Le jugement en faveur du pilote Salim Torabally, même s’il est éventuellement contesté en appel, tient lieu d’avertissement pour les employeurs qui croient que leurs employés ne sont que des produits jetables. Il prend aussi une résonance particulière à un moment où des turbulences sont enregistrées sur le front des relations industrielles au sein de la compagnie nationale d’aviation. Où être syndicaliste ou porte-parole des employés semble être devenu une insupportable tare… en 2023 pour des organismes d’État.
En sus du cas de Yogita Baboo qui, elle aussi, a décidé de saisir la Cour industrielle après son licenciement, il y a aussi celui de Shalini Dindyal, employée d’Airmate, filiale d’Air Mauritius, transférée du jour au lendemain de son emploi comme Customer Service Agent au centre d’appel d’Ébène. Deux victimes du protégé du PM, Ken Arian.

Le deuxième jugement rendu, cette semaine, constitue également une sorte d’avertissement à ces nominés politiques qui se croient tout permis comme à Air Mauritius. La situation est plutôt cocasse puisque c’est la police, représentée, eh oui! par le bureau du DPP, qui a obtenu que deux organismes d’État – et non des moindres, la Banque de Maurice et la State Bank of Mauritius – soient désavoués par la Cour Suprême.
Pour avoir une idée de la manière dont certaines organismes cruciaux sont gérés par les protégés politiques du présent régime, il faut savoir que cette affaire concerne la saga NMC Health Care, compagnie basée aux Émirats Arabes Unis qui avait obtenu un peu trop facilement un prêt de 40 millions de USD (Rs 1,7 milliards) de la SBM. Elle s’est déclarée insolvable peu de temps après avoir touché le pactole de la compagnie d’État.
Lorsque le pot aux roses a été découvert, la SBM s’est trouvée dans l’obligation de se tourner vers la police pour pouvoir recouvrer une partie de cette perte sèche auprès de son assureur. C’était pour la forme parce que la banque publique fera tout ensuite pour paralyser l’enquête policière.

Tous les recours juridiques ayant été épuisés, elle a dû soumettre des documents, sauf celui de la Banque de Maurice commanditaire d’une enquête sur l’ampleur des prêts toxiques, jusqu’à Rs 12 milliards, accordés par la SBM notamment aux NMC Health Care mais aussi à la compagnie des Pabari, à hauteur de Rs 7 milliards. Les dessous de ses sombres affaires ne sont guère reluisants pour la direction de la banque d’État.
Pour établir qu’il y a eu collusion à l’intérieur de la banque, faute ou négligence, la police voulait aussi obtenir le document de BDO commandité par le régulateur, la Bank of Mauritius, mais là aussi, il y a eu toutes sortes de tracasseries jusqu’à ce que la juge Shameem Hamuth-Laulloo décide, vendredi, que le document peut être vérifié par la police au nom de l’intérêt public, d’autant qu’il s’agit d’une affaire qui porte sur de possibles violations de la loi contre le blanchiment, la fraude et la corruption.

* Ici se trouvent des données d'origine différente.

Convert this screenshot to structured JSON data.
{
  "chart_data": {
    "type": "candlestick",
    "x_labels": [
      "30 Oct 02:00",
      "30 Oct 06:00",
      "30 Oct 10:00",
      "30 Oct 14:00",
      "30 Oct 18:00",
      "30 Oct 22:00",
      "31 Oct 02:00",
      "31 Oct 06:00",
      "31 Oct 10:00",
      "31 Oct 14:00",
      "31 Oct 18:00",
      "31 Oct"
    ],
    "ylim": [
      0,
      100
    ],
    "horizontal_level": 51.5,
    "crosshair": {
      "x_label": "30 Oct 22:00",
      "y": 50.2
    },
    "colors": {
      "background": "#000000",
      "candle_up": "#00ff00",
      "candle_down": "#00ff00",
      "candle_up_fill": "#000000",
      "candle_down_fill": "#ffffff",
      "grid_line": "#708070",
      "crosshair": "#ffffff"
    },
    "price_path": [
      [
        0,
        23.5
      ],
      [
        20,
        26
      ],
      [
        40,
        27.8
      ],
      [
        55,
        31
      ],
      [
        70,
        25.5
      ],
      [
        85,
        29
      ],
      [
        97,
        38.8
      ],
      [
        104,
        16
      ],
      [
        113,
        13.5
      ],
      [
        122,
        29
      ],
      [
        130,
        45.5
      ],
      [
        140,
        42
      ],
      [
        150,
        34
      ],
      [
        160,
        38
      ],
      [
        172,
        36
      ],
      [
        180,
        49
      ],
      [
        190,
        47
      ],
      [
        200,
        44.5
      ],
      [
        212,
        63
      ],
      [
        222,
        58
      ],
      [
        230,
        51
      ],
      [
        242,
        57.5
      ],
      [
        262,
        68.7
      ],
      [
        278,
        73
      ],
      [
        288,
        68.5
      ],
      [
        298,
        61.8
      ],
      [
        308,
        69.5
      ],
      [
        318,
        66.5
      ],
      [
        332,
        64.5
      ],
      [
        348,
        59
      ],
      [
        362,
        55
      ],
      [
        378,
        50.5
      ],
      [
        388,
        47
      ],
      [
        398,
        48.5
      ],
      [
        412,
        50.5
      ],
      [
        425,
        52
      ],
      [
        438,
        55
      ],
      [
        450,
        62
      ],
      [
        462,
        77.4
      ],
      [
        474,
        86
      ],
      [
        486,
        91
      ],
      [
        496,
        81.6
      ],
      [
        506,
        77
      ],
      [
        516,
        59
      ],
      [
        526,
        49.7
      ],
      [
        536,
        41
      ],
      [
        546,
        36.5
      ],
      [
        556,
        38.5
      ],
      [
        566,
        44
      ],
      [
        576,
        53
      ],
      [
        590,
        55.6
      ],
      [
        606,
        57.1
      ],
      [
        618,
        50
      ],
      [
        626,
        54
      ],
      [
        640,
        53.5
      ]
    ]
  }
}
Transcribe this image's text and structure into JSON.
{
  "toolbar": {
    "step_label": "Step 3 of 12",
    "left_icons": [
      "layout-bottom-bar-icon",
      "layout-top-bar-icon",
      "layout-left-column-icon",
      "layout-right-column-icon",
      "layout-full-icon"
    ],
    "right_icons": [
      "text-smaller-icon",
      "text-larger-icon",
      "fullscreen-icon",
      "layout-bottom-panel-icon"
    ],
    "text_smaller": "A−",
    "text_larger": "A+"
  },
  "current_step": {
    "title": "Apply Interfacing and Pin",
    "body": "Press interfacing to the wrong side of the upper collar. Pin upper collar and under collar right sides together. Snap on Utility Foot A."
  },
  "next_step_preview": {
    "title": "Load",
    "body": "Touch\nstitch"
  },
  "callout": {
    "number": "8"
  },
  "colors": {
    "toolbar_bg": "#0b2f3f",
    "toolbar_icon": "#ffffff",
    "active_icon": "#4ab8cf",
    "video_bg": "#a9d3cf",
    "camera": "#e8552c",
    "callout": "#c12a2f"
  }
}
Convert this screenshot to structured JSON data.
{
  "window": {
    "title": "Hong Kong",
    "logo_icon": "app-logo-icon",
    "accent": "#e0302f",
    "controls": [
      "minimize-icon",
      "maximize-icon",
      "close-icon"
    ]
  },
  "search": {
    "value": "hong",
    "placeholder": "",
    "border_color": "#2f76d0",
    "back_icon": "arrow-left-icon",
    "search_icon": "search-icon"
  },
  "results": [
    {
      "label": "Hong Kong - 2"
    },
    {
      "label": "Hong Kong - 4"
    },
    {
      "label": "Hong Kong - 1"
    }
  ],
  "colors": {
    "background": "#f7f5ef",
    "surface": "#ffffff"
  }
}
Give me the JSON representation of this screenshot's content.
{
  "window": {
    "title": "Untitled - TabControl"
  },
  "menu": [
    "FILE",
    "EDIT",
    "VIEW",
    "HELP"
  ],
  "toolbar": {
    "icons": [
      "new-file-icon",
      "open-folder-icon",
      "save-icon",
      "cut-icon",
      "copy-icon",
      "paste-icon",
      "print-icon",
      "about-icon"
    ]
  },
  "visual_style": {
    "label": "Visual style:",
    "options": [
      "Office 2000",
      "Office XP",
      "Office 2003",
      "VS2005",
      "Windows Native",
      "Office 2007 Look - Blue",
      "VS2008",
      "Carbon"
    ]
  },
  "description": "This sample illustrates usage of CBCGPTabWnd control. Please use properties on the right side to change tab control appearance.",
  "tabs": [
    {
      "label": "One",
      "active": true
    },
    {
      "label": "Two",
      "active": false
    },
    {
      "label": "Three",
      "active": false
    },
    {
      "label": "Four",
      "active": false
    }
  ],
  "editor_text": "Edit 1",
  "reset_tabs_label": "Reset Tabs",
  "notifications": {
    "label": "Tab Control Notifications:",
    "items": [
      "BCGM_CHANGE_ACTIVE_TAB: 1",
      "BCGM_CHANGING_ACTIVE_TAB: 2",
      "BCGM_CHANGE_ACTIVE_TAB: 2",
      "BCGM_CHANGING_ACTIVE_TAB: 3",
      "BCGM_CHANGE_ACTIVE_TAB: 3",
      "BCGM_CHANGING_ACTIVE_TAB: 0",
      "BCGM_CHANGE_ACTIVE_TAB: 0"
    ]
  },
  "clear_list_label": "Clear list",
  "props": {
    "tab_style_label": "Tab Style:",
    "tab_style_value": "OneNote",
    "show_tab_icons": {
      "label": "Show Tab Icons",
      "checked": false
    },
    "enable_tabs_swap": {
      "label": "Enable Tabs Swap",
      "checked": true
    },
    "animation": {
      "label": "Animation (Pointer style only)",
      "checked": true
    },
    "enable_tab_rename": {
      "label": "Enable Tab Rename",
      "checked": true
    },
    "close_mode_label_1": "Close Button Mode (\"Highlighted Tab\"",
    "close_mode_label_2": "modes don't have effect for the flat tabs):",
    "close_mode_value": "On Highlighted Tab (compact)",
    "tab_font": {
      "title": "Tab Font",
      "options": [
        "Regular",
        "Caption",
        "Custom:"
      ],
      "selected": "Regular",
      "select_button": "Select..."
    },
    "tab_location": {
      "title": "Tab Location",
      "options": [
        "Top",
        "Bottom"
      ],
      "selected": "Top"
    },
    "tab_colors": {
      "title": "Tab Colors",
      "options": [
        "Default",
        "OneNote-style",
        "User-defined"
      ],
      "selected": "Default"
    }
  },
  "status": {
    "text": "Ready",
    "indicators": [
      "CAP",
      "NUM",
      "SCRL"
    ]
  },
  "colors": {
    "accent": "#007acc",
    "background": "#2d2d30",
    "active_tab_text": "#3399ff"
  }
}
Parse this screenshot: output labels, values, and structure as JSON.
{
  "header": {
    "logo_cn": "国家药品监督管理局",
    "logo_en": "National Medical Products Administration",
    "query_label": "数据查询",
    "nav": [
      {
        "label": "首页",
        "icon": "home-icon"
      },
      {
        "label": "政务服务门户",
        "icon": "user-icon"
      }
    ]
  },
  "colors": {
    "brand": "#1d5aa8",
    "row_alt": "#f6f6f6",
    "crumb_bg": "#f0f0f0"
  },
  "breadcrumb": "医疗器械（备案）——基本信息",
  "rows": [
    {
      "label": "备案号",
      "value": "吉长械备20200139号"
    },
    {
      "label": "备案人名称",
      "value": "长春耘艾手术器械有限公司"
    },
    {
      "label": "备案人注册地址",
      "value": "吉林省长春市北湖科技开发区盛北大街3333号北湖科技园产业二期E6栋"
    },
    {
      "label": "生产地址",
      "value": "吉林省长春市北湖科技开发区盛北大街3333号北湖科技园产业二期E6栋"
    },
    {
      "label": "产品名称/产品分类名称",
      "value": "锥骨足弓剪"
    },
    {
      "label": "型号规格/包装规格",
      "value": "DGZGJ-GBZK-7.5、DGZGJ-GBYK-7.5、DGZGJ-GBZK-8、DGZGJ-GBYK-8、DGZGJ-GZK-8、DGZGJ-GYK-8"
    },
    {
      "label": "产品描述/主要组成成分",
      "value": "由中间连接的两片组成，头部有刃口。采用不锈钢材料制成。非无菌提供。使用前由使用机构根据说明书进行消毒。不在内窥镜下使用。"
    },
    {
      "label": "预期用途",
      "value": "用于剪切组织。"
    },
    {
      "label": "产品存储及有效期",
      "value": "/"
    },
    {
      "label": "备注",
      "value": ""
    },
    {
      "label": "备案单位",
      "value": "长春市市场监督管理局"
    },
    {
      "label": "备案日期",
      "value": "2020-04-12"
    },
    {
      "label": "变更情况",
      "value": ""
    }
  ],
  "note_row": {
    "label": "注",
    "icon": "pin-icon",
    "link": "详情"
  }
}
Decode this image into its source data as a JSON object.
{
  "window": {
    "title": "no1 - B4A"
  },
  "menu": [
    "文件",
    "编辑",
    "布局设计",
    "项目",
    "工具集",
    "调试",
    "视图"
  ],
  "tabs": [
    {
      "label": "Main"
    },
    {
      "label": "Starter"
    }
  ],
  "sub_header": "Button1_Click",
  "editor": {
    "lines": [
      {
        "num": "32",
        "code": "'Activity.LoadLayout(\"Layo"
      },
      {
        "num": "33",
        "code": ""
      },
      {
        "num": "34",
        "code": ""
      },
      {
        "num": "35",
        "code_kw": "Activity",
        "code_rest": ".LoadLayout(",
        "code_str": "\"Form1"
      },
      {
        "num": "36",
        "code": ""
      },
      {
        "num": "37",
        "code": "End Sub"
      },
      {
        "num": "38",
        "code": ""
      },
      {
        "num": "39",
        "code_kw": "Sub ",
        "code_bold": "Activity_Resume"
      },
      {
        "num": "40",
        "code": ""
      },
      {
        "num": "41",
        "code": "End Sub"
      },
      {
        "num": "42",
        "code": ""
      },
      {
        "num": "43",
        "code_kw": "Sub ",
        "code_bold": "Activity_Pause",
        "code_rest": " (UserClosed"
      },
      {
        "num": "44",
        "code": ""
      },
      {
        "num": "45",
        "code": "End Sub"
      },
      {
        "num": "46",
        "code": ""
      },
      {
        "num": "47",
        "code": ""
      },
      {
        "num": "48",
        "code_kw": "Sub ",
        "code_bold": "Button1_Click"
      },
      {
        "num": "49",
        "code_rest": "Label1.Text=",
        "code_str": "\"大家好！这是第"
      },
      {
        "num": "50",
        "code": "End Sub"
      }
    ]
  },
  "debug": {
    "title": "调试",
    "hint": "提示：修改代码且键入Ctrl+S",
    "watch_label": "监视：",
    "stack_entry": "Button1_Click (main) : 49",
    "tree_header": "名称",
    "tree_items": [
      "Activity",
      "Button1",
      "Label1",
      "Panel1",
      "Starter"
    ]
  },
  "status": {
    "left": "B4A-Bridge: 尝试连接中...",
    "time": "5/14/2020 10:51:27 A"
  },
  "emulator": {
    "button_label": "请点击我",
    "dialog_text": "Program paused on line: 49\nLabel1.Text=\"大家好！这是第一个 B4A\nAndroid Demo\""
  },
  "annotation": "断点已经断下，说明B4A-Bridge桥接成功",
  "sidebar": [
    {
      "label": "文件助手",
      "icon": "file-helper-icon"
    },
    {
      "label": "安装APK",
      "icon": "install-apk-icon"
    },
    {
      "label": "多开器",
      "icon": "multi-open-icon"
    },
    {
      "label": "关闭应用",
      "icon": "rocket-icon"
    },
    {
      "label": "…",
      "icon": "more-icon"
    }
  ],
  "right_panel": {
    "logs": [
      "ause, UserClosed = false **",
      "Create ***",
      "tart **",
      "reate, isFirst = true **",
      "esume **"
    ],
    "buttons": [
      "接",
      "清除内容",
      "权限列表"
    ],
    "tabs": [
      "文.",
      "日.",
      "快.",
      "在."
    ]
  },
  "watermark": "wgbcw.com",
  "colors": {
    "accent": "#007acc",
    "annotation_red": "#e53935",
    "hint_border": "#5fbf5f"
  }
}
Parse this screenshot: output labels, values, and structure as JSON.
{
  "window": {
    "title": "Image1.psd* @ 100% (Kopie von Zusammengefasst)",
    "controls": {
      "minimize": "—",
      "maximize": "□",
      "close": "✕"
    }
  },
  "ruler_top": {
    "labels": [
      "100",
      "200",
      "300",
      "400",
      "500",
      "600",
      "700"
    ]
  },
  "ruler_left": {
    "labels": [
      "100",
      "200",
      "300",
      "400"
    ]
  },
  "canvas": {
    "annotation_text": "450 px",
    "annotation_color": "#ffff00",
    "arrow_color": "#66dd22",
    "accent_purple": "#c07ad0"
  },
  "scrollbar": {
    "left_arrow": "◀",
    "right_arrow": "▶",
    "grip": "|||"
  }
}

La notion de confidentialité opposée à l’intérêt public, ou simplement d’une partie lésée dans une affaire, avait aussi été récemment commentée dans le jugement du conseil privé dans l’affaire Stanford Asset contre Afrasia Bank sur le siphonnage de ses Rs 500 millions au profit de Key Stone Properties Ltd.

La Cour suprême avait refusé la demande de la partie lésée, invoquant le secret bancaire tel qu’il est défini dans les lois mauriciennes, mais elle avait aussi autorisé un recours au conseil privé. Les Law Lords ont, en juillet dernier, statué que la victime de ce qui s’apparente à un détournement de fonds avait, dans les circonstances très précises de cette affaire, le droit d’obtenir des informations sur les bénéficiaires des Rs 500 millions, en vue d’engager des procédures pour le recouvrement de ses fonds.

Et dire que pendant que le sacro-saint secret bancaire est battu en brèche dans des cas frauduleux, il y a toujours un gouvernement qui invoque n’importe quoi pour ne pas divulguer les salaires d’un directeur de l’ICAC et qu’un ministre de la Santé refuse de rendre public un rapport sur le décès suspect d’une douzaine de dialysés.
Même lorsqu’il y a mort d’homme, aucune gêne éprouvée pour faire jouer l’opacité et protéger ceux qui sont responsables de négligence criminelle. Un régime, décidément, à contretemps!